Renewable energy systems have now been around for long enough for us to see that they work. The Feed-In Tariff scheme and Renewable Heat Incentive should return the capital cost twice over, or perhaps four times over. Even if this sits uncomfortably with your politics, the offer of a 2-400% grant which turns energy from the traditionally bottomless pit into a cash cow is rather irresistible. So, planning aside, the main issue on which their wide adoption depends is capital funding.
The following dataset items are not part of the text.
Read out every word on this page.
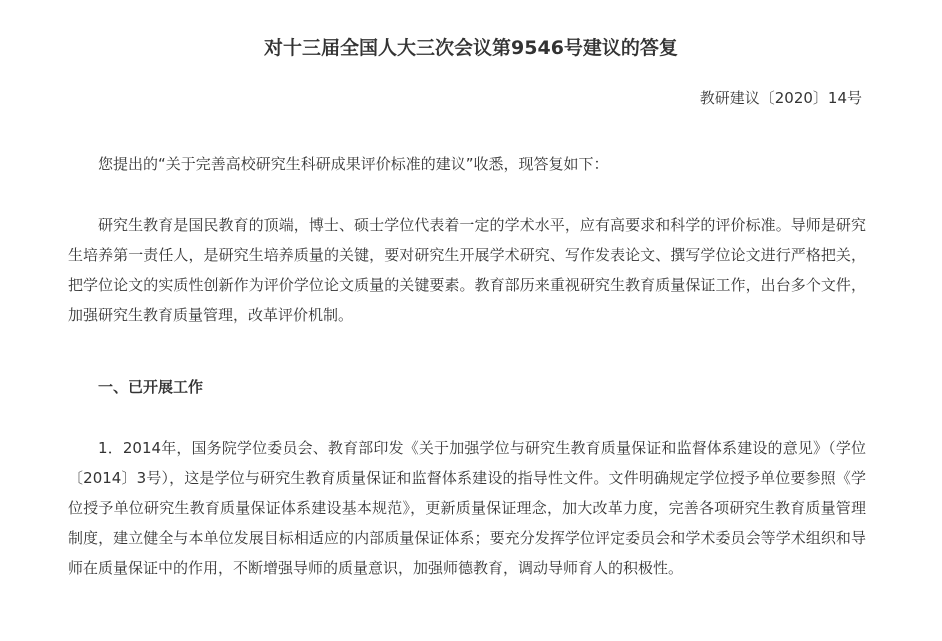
对十三届全国人大三次会议第9546号建议的答复
教研建议〔2020〕14号

您提出的“关于完善高校研究生科研成果评价标准的建议”收悉，现答复如下：

研究生教育是国民教育的顶端，博士、硕士学位代表着一定的学术水平，应有高要求和科学的评价标准。导师是研究生培养第一责任人，是研究生培养质量的关键，要对研究生开展学术研究、写作发表论文、撰写学位论文进行严格把关，把学位论文的实质性创新作为评价学位论文质量的关键要素。教育部历来重视研究生教育质量保证工作，出台多个文件，加强研究生教育质量管理，改革评价机制。

一、已开展工作

1．2014年，国务院学位委员会、教育部印发《关于加强学位与研究生教育质量保证和监督体系建设的意见》（学位〔2014〕3号），这是学位与研究生教育质量保证和监督体系建设的指导性文件。文件明确规定学位授予单位要参照《学位授予单位研究生教育质量保证体系建设基本规范》，更新质量保证理念，加大改革力度，完善各项研究生教育质量管理制度，建立健全与本单位发展目标相适应的内部质量保证体系；要充分发挥学位评定委员会和学术委员会等学术组织和导师在质量保证中的作用，不断增强导师的质量意识，加强师德教育，调动导师育人的积极性。
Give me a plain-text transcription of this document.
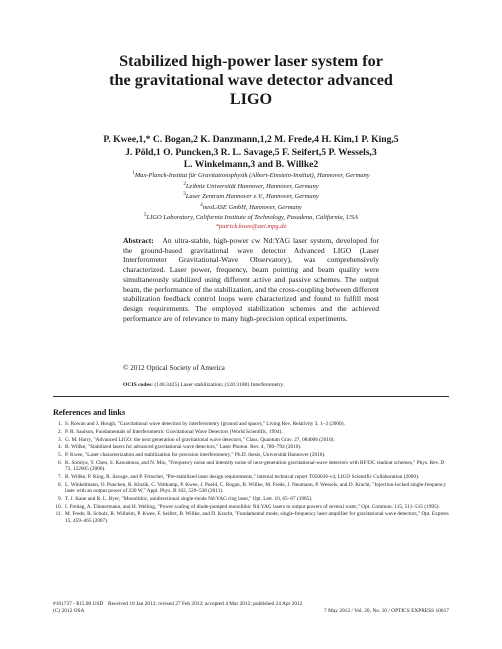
Stabilized high-power laser system for
the gravitational wave detector advanced
LIGO
P. Kwee,1,* C. Bogan,2 K. Danzmann,1,2 M. Frede,4 H. Kim,1 P. King,5
J. Pöld,1 O. Puncken,3 R. L. Savage,5 F. Seifert,5 P. Wessels,3
L. Winkelmann,3 and B. Willke2
$^1$Max-Planck-Institut für Gravitationsphysik (Albert-Einstein-Institut), Hannover, Germany
$^2$Leibniz Universität Hannover, Hannover, Germany
$^3$Laser Zentrum Hannover e.V., Hannover, Germany
$^4$neoLASE GmbH, Hannover, Germany
$^5$LIGO Laboratory, California Institute of Technology, Pasadena, California, USA
*patrick.kwee@aei.mpg.de
Abstract: An ultra-stable, high-power cw Nd:YAG laser system, developed for the ground-based gravitational wave detector Advanced LIGO (Laser Interferometer Gravitational-Wave Observatory), was comprehensively characterized. Laser power, frequency, beam pointing and beam quality were simultaneously stabilized using different active and passive schemes. The output beam, the performance of the stabilization, and the cross-coupling between different stabilization feedback control loops were characterized and found to fulfill most design requirements. The employed stabilization schemes and the achieved performance are of relevance to many high-precision optical experiments.
© 2012 Optical Society of America
OCIS codes: (140.3425) Laser stabilization; (120.3180) Interferometry.
References and links
1. S. Rowan and J. Hough, "Gravitational wave detection by interferometry (ground and space)," Living Rev. Relativity 3, 1–3 (2000).
2. P. R. Saulson, Fundamentals of Interferometric Gravitational Wave Detectors (World Scientific, 1994).
3. G. M. Harry, "Advanced LIGO: the next generation of gravitational wave detectors," Class. Quantum Grav. 27, 084006 (2010).
4. B. Willke, "Stabilized lasers for advanced gravitational wave detectors," Laser Photon. Rev. 4, 780–794 (2010).
5. P. Kwee, "Laser characterization and stabilization for precision interferometry," Ph.D. thesis, Universität Hannover (2010).
6. K. Somiya, Y. Chen, S. Kawamura, and N. Mio, "Frequency noise and intensity noise of next-generation gravitational-wave detectors with RF/DC readout schemes," Phys. Rev. D 73, 122005 (2006).
7. B. Willke, P. King, R. Savage, and P. Fritschel, "Pre-stabilized laser design requirements," internal technical report T050036-v4, LIGO Scientific Collaboration (2009).
8. L. Winkelmann, O. Puncken, R. Kluzik, C. Veltkamp, P. Kwee, J. Poeld, C. Bogan, B. Willke, M. Frede, J. Neumann, P. Wessels, and D. Kracht, "Injection-locked single-frequency laser with an output power of 220 W," Appl. Phys. B 102, 529–538 (2011).
9. T. J. Kane and R. L. Byer, "Monolithic, unidirectional single-mode Nd:YAG ring laser," Opt. Lett. 10, 65–67 (1985).
10. I. Freitag, A. Tünnermann, and H. Welling, "Power scaling of diode-pumped monolithic Nd:YAG lasers to output powers of several watts," Opt. Commun. 115, 511–515 (1995).
11. M. Frede, B. Schulz, R. Wilhelm, P. Kwee, F. Seifert, B. Willke, and D. Kracht, "Fundamental mode, single-frequency laser amplifier for gravitational wave detectors," Opt. Express 15, 459–465 (2007).
#161737 - $15.00 USD Received 18 Jan 2012; revised 27 Feb 2012; accepted 4 Mar 2012; published 24 Apr 2012
(C) 2012 OSA	7 May 2012 / Vol. 20, No. 10 / OPTICS EXPRESS 10617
The current situation regarding capital funding of small-scale renewables is frustrating and exciting in equal measure. Frustration stems from the fact that nobody anywhere knows whether receiving an interest-free loan as offered to SMEs for renewable energy systems by the Energy Saving Trust constitutes State Aid and, if so, does is disqualify you from receiving the generous quarterly FiT and RHI payments. Nor does anybody anywhere know whether local authorities will be prevented by the same European State Aid regulations from participating. We strongly suspect they won’t, but planning of many exciting projects isn’t going to start in earnest until these matters are cleared up at the DECC-Brussels level.
On the exciting side, interest rates remain lower than energy price inflation and many of the main banks are wide awake to the promise of a statutorily guaranteed, index-linked, 20 year plus stream of income which makes a loan against a renewable energy system one of the safest around. You could say it’s an answer to their prayers. It’s worth speaking to your own bank first, if you get on well, but the Clydesdale Bank, along with the Co-Op Bank, seem to have the longest record of supporting renewables projects and so the best-informed case managers. If it is a project under £1m in size the loan will probably have to be secured by assets rather than by the income stream itself, but the rate should be reasonable, say 7-8% at the time of writing, and could be fixed. Businesses can also get simple loans through the Carbon Trust, and some Scottish Local Authorities are expected soon to start offering ‘seed’ loans to help businesses and community groups to bridge the funding gap up to the golden 100%.